Context-aware, Ante-hoc Explanations of Driving Behaviour
Dominik Grundt, Ishan Saxena, Malte Petersen, Bernd Westphal, Eike Möhlmann
TL;DR
The paper tackles the challenge of making AI-driven autonomous driving decisions interpretable and trustworthy by embedding Explainability Engineering (EE) within a runtime framework. It leverages Traffic Sequence Charts (TSC) to formally specify explanation contexts and (un)expectable driving manoeuvres, and employs dedicated runtime monitoring to trigger ante-hoc explanations as the AV operates. Grounded in the MAB-EX framework, the approach operationalises the Monitoring, Analyse, Build, and EXplain phases, enabling context-aware communication tailored to stakeholders. A simulated overtaking scenario in CARLA demonstrates that context-aligned explanations can be presented before manoeuvres, supporting transparency, traceability, and regulatory alignment while highlighting paths for future work in uncertainty handling and extension with explanation history.
Abstract
Autonomous vehicles (AVs) must be both safe and trustworthy to gain social acceptance and become a viable option for everyday public transportation.
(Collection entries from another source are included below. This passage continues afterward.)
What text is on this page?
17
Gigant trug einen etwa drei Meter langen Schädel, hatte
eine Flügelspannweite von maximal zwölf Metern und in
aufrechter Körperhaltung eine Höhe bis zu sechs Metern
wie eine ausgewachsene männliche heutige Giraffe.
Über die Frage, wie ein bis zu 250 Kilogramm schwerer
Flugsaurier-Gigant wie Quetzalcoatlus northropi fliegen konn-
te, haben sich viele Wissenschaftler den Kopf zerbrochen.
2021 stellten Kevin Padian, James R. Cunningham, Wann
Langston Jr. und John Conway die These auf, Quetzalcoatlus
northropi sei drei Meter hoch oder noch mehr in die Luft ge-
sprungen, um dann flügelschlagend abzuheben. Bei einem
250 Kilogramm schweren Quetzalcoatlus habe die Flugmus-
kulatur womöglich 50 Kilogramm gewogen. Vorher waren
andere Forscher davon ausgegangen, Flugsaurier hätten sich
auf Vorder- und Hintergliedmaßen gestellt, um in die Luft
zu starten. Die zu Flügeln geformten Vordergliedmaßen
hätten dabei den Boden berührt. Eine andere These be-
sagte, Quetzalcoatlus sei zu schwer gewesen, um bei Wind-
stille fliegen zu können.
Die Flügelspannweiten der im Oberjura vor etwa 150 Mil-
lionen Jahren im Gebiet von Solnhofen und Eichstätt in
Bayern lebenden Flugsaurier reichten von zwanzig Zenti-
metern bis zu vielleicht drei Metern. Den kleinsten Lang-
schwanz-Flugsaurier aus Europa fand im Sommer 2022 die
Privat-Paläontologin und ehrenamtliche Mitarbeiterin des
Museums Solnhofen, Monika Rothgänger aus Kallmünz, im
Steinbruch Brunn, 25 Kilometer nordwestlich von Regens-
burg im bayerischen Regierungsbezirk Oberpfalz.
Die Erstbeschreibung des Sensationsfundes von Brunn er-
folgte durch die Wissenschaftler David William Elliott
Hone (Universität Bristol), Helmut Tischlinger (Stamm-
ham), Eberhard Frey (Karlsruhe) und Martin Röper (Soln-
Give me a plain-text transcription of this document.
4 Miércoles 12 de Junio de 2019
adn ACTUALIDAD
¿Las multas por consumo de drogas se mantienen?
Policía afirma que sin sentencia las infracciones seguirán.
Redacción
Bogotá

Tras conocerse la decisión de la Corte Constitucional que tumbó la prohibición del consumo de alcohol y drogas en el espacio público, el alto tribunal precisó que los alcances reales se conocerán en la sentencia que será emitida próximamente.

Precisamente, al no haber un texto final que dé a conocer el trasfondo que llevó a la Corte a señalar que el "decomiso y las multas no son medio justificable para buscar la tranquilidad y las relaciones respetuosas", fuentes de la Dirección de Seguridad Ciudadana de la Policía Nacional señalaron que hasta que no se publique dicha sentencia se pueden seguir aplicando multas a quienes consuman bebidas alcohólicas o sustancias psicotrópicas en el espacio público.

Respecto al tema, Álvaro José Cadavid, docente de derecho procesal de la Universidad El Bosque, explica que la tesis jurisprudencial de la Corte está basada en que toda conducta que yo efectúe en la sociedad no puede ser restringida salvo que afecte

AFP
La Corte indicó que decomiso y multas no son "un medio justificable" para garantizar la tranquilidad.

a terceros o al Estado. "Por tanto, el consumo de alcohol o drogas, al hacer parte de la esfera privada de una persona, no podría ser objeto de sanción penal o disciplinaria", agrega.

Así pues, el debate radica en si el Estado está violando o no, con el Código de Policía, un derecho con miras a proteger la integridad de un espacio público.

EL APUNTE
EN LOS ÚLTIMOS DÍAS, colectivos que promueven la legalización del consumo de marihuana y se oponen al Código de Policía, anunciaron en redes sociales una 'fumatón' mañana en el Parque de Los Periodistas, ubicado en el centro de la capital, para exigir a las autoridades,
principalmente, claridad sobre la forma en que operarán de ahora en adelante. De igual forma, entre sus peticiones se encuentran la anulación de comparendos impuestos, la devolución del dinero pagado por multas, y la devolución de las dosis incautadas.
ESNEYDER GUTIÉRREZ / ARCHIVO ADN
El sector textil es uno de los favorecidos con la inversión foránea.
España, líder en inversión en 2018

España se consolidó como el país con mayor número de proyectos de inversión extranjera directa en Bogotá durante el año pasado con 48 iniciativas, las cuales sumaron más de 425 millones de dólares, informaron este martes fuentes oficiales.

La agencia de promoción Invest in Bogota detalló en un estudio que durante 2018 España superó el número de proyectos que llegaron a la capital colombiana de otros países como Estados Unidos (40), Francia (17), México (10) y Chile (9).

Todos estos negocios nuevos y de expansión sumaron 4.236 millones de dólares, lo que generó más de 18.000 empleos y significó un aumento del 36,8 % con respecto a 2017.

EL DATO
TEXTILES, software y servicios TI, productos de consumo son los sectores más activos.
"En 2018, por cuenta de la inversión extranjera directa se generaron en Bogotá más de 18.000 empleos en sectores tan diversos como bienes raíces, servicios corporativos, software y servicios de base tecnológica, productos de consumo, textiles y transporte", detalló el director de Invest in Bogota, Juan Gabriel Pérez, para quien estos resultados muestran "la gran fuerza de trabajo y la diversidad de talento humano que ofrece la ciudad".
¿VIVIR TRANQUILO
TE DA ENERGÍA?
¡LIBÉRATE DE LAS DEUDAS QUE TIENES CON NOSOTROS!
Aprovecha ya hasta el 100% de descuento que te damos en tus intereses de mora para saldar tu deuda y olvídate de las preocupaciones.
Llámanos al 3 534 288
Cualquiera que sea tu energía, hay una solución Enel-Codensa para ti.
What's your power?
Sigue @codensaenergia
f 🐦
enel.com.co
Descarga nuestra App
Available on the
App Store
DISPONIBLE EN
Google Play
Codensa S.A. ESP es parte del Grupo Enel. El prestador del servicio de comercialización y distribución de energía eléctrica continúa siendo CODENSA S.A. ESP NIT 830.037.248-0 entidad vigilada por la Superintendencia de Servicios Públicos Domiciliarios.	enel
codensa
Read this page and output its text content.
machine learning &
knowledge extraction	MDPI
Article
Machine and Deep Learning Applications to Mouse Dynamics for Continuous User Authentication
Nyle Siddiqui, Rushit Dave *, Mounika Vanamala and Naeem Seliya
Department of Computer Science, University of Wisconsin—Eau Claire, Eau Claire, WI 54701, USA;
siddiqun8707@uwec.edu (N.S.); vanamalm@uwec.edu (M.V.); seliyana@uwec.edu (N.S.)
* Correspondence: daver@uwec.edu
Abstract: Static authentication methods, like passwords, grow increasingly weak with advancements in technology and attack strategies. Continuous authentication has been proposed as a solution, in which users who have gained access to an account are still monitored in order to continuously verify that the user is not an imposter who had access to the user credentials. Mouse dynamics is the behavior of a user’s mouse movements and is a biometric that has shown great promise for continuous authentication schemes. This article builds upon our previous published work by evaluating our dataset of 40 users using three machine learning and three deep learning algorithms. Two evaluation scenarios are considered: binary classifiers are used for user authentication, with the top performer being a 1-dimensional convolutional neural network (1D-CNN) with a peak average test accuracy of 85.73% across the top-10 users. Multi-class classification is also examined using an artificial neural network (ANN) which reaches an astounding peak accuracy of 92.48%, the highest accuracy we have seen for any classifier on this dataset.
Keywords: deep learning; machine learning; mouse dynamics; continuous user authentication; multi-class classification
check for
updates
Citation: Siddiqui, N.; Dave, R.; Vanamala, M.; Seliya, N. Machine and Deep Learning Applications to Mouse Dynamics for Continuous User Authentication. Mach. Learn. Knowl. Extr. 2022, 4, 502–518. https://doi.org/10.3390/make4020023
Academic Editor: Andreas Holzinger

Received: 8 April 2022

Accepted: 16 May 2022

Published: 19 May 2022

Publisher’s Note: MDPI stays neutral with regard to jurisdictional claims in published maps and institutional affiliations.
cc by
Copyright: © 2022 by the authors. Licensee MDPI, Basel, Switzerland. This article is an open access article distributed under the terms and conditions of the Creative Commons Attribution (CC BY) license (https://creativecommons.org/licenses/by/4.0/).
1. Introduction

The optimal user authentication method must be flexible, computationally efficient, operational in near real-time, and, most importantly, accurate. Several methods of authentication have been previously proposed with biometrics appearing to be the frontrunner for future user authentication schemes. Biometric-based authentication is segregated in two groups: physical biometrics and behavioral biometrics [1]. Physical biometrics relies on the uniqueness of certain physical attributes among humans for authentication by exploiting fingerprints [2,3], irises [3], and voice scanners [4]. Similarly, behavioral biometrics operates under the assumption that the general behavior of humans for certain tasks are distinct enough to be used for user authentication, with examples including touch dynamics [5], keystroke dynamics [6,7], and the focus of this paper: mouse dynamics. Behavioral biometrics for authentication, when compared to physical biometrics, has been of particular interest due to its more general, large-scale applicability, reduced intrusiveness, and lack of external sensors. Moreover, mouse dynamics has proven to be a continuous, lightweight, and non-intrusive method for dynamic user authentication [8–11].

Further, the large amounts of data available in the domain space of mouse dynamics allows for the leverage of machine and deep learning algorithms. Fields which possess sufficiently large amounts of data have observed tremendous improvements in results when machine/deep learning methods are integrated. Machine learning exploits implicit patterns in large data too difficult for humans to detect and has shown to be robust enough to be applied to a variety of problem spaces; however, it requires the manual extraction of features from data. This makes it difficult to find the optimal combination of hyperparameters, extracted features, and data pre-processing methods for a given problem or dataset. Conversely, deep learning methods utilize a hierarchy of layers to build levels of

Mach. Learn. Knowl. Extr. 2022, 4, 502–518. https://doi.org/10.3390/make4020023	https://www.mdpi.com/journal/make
Explanations about the system behaviour can increase safety and trust in AVs. Unfortunately, explaining the system behaviour of AI-based driving functions is particularly challenging, as decision-making processes are often opaque. The field of Explainability Engineering tackles this challenge by developing explanation models at design time. These models are designed from system design artefacts and stakeholder needs to develop correct and good explanations. To support this field, we propose an approach that enables context-aware, ante-hoc explanations of (un)expectable driving manoeuvres at runtime. The visual yet formal language Traffic Sequence Charts is used to formalise explanation contexts, as well as corresponding (un)expectable driving manoeuvres. A dedicated runtime monitoring enables context-recognition and ante-hoc presentation of explanations at runtime. In combination, we aim to support the bridging of correct and good explanations. Our method is demonstrated in a simulated overtaking.